= Daniel Devlin =

Daniel Joseph Devlin (1814 - February 22, 1867) was a prosperous businessman, City Chamberlain, and prominent citizen of New York City.

Devlin was born at Buncrana, County Donegal, Ireland, in 1814, the son of Jeremiah Devlin, a farmer and merchant tailor, and his wife, Elizabeth Foster. As a young merchant tailor, Daniel emigrated to America in 1833. Three younger brothers later joined him in America; two sisters, and a brother, Phillip Devlin, who became a Catholic priest, remained in Ireland. Daniel Devlin moved to Louisville, Kentucky, and is believed to have worked for a time as a steamboat clerk on the Ohio and Mississippi rivers, which led him to encourage his brother William Devlin to establish himself in Louisiana. Devlin founded a jeans manufacturing company in Louisville, and later moved to New York City, where he and two of his brothers established a clothing company, Devlin Brothers. Daniel Devlin was named City Chamberlain of New York in 1861, and remained in that position until his death.

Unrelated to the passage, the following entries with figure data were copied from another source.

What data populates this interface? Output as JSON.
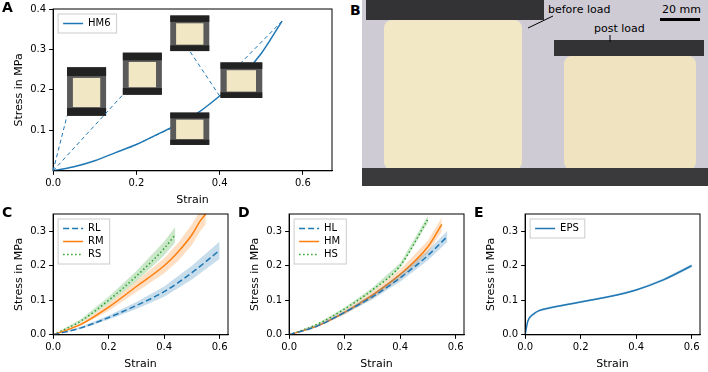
{
  "chart_data": [
    {
      "type": "line",
      "title": "A",
      "x_label": "Strain",
      "y_label": "Stress in MPa",
      "xlim": [
        0,
        0.67
      ],
      "xticks": [
        {
          "value": 0,
          "label": "0.0"
        },
        0.2,
        0.4,
        0.6
      ],
      "ylim": [
        0,
        0.4
      ],
      "yticks": [
        0.1,
        0.2,
        0.3,
        0.4
      ],
      "grid": false,
      "legend": "upper left",
      "series": [
        {
          "name": "HM6",
          "color": "#1f77b4",
          "line_style": "solid",
          "x": [
            0,
            0.05,
            0.1,
            0.15,
            0.2,
            0.25,
            0.3,
            0.35,
            0.4,
            0.45,
            0.5,
            0.55
          ],
          "values": [
            0,
            0.01,
            0.025,
            0.045,
            0.065,
            0.09,
            0.115,
            0.145,
            0.185,
            0.23,
            0.29,
            0.37
          ]
        }
      ]
    },
    {
      "type": "line",
      "title": "C",
      "x_label": "Strain",
      "y_label": "Stress in MPa",
      "xlim": [
        0,
        0.63
      ],
      "xticks": [
        {
          "value": 0,
          "label": "0.0"
        },
        0.2,
        0.4,
        0.6
      ],
      "ylim": [
        0,
        0.35
      ],
      "yticks": [
        {
          "value": 0,
          "label": "0.0"
        },
        0.1,
        0.2,
        0.3
      ],
      "grid": false,
      "legend": "upper left",
      "series": [
        {
          "name": "RL",
          "color": "#1f77b4",
          "line_style": "dashed",
          "x": [
            0,
            0.1,
            0.2,
            0.3,
            0.4,
            0.5,
            0.6
          ],
          "values": [
            0,
            0.02,
            0.05,
            0.085,
            0.125,
            0.18,
            0.245
          ],
          "error": [
            0,
            0.003,
            0.006,
            0.01,
            0.015,
            0.02,
            0.025
          ]
        },
        {
          "name": "RM",
          "color": "#ff7f0e",
          "line_style": "solid",
          "x": [
            0,
            0.1,
            0.2,
            0.3,
            0.4,
            0.45,
            0.5,
            0.53,
            0.55
          ],
          "values": [
            0,
            0.03,
            0.08,
            0.14,
            0.2,
            0.24,
            0.29,
            0.33,
            0.35
          ],
          "error": [
            0,
            0.004,
            0.01,
            0.016,
            0.022,
            0.026,
            0.03,
            0.03,
            0.03
          ]
        },
        {
          "name": "RS",
          "color": "#2ca02c",
          "line_style": "dotted",
          "x": [
            0,
            0.1,
            0.2,
            0.3,
            0.4,
            0.44
          ],
          "values": [
            0,
            0.04,
            0.1,
            0.17,
            0.25,
            0.29
          ],
          "error": [
            0,
            0.005,
            0.01,
            0.015,
            0.02,
            0.022
          ]
        }
      ]
    },
    {
      "type": "line",
      "title": "D",
      "x_label": "Strain",
      "y_label": "Stress in MPa",
      "xlim": [
        0,
        0.63
      ],
      "xticks": [
        {
          "value": 0,
          "label": "0.0"
        },
        0.2,
        0.4,
        0.6
      ],
      "ylim": [
        0,
        0.35
      ],
      "yticks": [
        {
          "value": 0,
          "label": "0.0"
        },
        0.1,
        0.2,
        0.3
      ],
      "grid": false,
      "legend": "upper left",
      "series": [
        {
          "name": "HL",
          "color": "#1f77b4",
          "line_style": "dashed",
          "x": [
            0,
            0.1,
            0.2,
            0.3,
            0.4,
            0.5,
            0.57
          ],
          "values": [
            0,
            0.025,
            0.065,
            0.11,
            0.165,
            0.23,
            0.285
          ],
          "error": [
            0,
            0.003,
            0.005,
            0.008,
            0.011,
            0.014,
            0.016
          ]
        },
        {
          "name": "HM",
          "color": "#ff7f0e",
          "line_style": "solid",
          "x": [
            0,
            0.1,
            0.2,
            0.3,
            0.4,
            0.5,
            0.55
          ],
          "values": [
            0,
            0.025,
            0.065,
            0.115,
            0.175,
            0.255,
            0.32
          ],
          "error": [
            0,
            0.003,
            0.006,
            0.01,
            0.014,
            0.018,
            0.02
          ]
        },
        {
          "name": "HS",
          "color": "#2ca02c",
          "line_style": "dotted",
          "x": [
            0,
            0.1,
            0.2,
            0.3,
            0.4,
            0.5
          ],
          "values": [
            0,
            0.03,
            0.075,
            0.13,
            0.2,
            0.335
          ],
          "error": [
            0,
            0.002,
            0.004,
            0.006,
            0.008,
            0.01
          ]
        }
      ]
    },
    {
      "type": "line",
      "title": "E",
      "x_label": "Strain",
      "y_label": "Stress in MPa",
      "xlim": [
        0,
        0.63
      ],
      "xticks": [
        {
          "value": 0,
          "label": "0.0"
        },
        0.2,
        0.4,
        0.6
      ],
      "ylim": [
        0,
        0.35
      ],
      "yticks": [
        {
          "value": 0,
          "label": "0.0"
        },
        0.1,
        0.2,
        0.3
      ],
      "grid": false,
      "legend": "upper left",
      "series": [
        {
          "name": "EPS",
          "color": "#1f77b4",
          "line_style": "solid",
          "x": [
            0,
            0.01,
            0.03,
            0.05,
            0.1,
            0.2,
            0.3,
            0.4,
            0.5,
            0.6
          ],
          "values": [
            0,
            0.04,
            0.06,
            0.07,
            0.08,
            0.095,
            0.11,
            0.13,
            0.16,
            0.2
          ],
          "error": [
            0,
            0.002,
            0.003,
            0.003,
            0.003,
            0.003,
            0.003,
            0.003,
            0.004,
            0.005
          ]
        }
      ]
    }
  ],
  "photo_panel": {
    "title": "B",
    "labels": [
      "before load",
      "post load"
    ],
    "scale_bar": "20 mm"
  }
}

After the outbreak of the American Civil War, he headed the executive committee charged with recruitment and financing for the Irish Brigade of the Union Army. In politics, he was a Democrat, and played a prominent role in the New York State Democratic convention in 1864. He was a director of the Union Trust Company of New York, and a prominent Catholic layman who in 1863 helped found the Society for the Protection of Destitute Roman Catholic Children in the City of New York and in 1864 established a scholarship at St. Francis Xavier College. Devlin lived from the 1850s onward in an Italianate villa overlooking the Hudson River in Manhattanville.

Devlin died in New York on February 22, 1867. His brothers donated a stained glass window in his memory to St. Patrick's Cathedral, where it can be seen today.